UnitedHealth shares gained another 3.2% in premarket trading on Tuesday.
UnitedHealth insiders scooped up shares after the insurer’s stock swooned to a five-year low last week amid a federal fraud investigation and sudden leadership change.
CEO Stephen Hemsley—who stepped back into the chief executive role Tuesday following the resignation of Andrew Witty—bought 86,700 shares at an average price of $288.57, a regulatory filing Friday showed. CFO John Rex bought more than 17,000 shares, while director Kristen Gil added 3,700. Other directors including John Noseworthy and Tim Flynn also bought stock last week.
Shares of UnitedHealth rose more than 8% Monday to close near $316 following the insiders’ moves, but even with Monday's gains, the stock lost nearly half its value over the past five weeks.

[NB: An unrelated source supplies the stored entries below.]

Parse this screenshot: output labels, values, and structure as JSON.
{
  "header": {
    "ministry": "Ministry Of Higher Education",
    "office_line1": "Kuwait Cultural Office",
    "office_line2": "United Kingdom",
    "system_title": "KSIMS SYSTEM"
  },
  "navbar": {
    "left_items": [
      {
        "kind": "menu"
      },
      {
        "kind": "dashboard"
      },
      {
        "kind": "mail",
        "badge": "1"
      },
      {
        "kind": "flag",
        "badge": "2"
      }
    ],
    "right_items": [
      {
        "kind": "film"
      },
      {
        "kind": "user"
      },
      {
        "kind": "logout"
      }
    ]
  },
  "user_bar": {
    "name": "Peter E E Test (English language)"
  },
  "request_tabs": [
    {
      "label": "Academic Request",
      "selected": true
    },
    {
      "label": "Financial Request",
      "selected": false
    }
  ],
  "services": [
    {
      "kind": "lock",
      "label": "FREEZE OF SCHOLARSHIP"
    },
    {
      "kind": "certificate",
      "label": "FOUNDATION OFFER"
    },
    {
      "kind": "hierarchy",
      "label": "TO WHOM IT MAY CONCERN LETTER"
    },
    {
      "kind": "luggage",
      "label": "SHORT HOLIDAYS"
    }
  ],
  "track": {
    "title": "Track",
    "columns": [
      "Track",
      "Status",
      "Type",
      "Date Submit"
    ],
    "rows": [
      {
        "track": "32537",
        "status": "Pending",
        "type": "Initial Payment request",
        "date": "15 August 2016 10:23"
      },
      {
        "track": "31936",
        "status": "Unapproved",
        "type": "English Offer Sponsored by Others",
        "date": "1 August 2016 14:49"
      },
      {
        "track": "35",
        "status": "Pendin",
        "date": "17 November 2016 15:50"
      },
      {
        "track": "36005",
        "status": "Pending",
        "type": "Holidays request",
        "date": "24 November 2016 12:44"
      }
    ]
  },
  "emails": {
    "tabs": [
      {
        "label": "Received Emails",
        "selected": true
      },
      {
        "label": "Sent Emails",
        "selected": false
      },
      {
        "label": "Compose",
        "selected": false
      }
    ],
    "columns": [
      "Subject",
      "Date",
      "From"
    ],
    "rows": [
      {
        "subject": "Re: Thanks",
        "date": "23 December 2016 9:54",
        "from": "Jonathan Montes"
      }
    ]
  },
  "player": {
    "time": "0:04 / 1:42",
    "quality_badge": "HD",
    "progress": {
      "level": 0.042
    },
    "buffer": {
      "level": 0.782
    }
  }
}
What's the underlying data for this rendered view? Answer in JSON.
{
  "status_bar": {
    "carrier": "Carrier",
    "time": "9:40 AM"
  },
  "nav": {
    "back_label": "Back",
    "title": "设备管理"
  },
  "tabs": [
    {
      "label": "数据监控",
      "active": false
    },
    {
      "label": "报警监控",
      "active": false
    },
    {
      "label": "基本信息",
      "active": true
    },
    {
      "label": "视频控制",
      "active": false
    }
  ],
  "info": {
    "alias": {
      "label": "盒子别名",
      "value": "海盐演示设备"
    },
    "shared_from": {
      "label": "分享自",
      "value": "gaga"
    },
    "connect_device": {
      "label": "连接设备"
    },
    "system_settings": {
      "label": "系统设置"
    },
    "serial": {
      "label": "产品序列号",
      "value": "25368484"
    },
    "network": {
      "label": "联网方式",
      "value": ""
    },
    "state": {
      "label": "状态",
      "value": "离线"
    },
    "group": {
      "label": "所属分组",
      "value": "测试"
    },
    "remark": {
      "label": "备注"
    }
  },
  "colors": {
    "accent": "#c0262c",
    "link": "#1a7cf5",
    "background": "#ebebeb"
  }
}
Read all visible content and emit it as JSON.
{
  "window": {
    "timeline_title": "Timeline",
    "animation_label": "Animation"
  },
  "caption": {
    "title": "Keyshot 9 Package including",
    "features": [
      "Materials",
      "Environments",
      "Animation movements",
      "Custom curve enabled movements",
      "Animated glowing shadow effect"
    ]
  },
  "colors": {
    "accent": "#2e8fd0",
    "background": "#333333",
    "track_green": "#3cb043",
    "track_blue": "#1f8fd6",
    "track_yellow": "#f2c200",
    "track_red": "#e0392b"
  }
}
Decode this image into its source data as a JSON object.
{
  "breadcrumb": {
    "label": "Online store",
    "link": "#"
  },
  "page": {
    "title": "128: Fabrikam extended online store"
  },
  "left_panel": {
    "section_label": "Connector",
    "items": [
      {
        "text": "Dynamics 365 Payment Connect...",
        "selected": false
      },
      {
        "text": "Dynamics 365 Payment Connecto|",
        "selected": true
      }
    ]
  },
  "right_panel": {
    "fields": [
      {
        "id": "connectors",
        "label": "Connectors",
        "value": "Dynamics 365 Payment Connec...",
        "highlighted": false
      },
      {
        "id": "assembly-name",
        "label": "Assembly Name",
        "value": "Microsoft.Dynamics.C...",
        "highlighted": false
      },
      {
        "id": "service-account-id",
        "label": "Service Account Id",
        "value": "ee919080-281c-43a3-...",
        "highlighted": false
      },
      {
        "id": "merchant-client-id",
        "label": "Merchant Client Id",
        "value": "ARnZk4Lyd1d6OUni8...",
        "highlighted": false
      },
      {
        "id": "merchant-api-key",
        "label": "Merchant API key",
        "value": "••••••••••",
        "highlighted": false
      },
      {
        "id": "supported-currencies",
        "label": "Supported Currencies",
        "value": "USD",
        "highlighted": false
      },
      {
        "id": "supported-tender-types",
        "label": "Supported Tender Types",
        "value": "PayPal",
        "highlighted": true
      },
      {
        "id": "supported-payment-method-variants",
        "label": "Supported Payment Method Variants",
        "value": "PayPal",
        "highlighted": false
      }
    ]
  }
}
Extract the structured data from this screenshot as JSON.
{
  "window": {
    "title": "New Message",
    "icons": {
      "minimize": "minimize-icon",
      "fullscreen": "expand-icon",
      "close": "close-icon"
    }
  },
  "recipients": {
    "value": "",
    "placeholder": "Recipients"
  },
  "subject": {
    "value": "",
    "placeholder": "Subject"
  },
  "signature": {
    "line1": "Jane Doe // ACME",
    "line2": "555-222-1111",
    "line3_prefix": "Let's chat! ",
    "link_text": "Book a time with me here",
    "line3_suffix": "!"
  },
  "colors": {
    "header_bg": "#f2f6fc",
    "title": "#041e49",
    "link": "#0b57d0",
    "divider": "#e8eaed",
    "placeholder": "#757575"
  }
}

Shares had dropped to a five-year low Thursday following reports the Justice Department is investigating the healthcare giant for possible Medicare fraud. That news came just two days after the company announced the resignation of its CEO and withdrawal of its full-year outlook. Hemsley, Witty’s replacement, previously served as the company’s CEO from 2006 to 2017.
UnitedHealth’s stock was singlehandedly responsible for dragging the Dow's daily performance into negative territory more than once since mid-April. As recently as April 16, it was the most expensive, and most influential stock in the blue-chip index.